1. Uniform quantizer is also known as
a) Low rise type
b) Mid rise type
c) High rise type
d) None of the mentioned
Answer: b
Explanation: Uniform quantizer is also known as mid rise type quantizer.
2. The SNR value can be increased by _____ the number of levels.
a) Increasing
b) Decreasing
c) Does not depend on
d) None of the mentioned
Answer: a
Explanation: The signal to noise ratio can be increased by increasing the number of levels.
3. Prediction gain _____ for better prediction.
a) Increases
b) Decreases
c) Remains same
d) None of the mentioned
Answer: a
Explanation: Prediction gain increases for better prediction.
4. Delta modulation is
a) 1 bit DPCM
b) 2 bit DPCM
c) 4 bit DPCM
d) None of the mentioned
Answer: a
Explanation: Delta modulation is also considered as 1 bit DPCM.
5. 1 bit quantizer is a
a) Hard limiter
b) Two level comparator
c) Hard limiter & Two level comparator
d) None of the mentioned
Answer: c
Explanation: 1 bit quantizer is also called as two level comparator and also as hard limiter.
6. If step size is increased _____ occurs.
a) Slope overload distortion
b) Granular noise
c) Slope overload distortion & Granular noise
d) None of the mentioned
Answer: b
Explanation: When step size is increased to prevent slope overload distortion, granular noise occurs.

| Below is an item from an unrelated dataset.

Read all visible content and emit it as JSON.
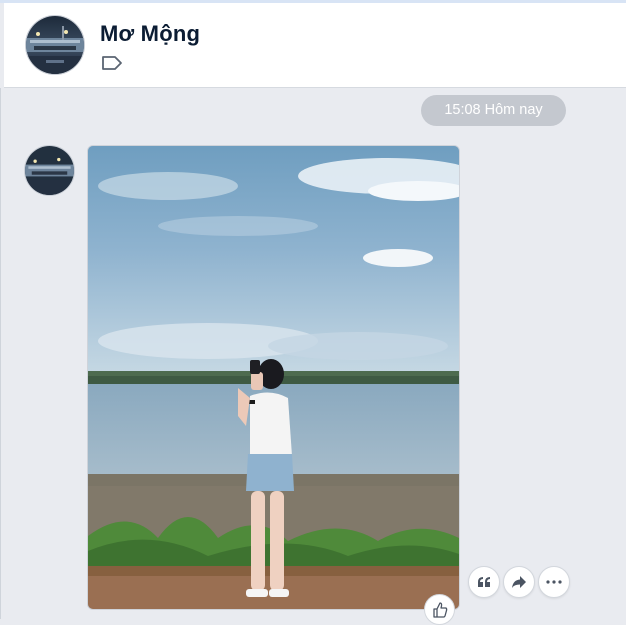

7. Which helps in maintaining the step size?
a) Delta modulation
b) PCM
c) DPCM
d) Adaptive delta modulation
Answer: d
Explanation: Step size if effectively maintained using adaptive delta modulation.
8. The low pass filter at the output end of delta modulator depends on
a) Step size
b) Quantization noise
c) Bandwidth
d) None of the mentioned
Answer: c
Explanation: The design of low pass filter at the output end of delta modulator depends on bandwidth.
9. In early late timing error detection method if the bit is constant, then the slope will be
a) Close to zero
b) Close to infinity
c) Close to origin
d) None of the mentioned
Answer: a
Explanation: In early timing error detection method if the bit is constant and doesn’t change, then the slope will be close to zero.
10. The theoretical gain in zero crossing TED is greater than early late TED.
a) True
b) False
Answer: a
Explanation: The theoretical gain in zero crossing timing error detection is twice more than that in the early late timing error detection method.
11. Non uniform quantizer ______ distortion.
a) Increases
b) Decreases
c) Does not effect
d) None of the mentioned
Answer: b
Explanation: Distortion can be reduced by using non uniform quantizer.
12. Vector quantization is used in
a) Audio coding
b) Video coding
c) Speech coding
d) All of the mentioned
Answer: c
Explanation: Vector quantization is widely used in speech coding for digital cellular systems.
13. The spectral density of white noise is
a) Exponential
b) Uniform
c) Poisson
d) Gaussian
Answer: b
Explanation: The spectral density of white noise is uniform.
14. The probability density function of the envelope of narrow band noise is
a) Uniform
b) Gaussian
c) Rayleigh
d) Rician
Answer: b
Explanation: The probability density function of the envelope of narrow band noise is Gaussian function.
15. The type of noise that interferes much with high frequency transmission is
a) White
b) Flicker
c) Transit time
d) Shot
Answer: c
Explanation: The type of noise that interferes much with high frequency transmission is transit time.
16. Thermal noise power of a resistor depends upon
a) Its resistance value
b) Noise temperature
c) Bandwidth
d) Ambient temperature
Answer: b
Explanation: Thermal noise power of a resistor depends upon noise temperature.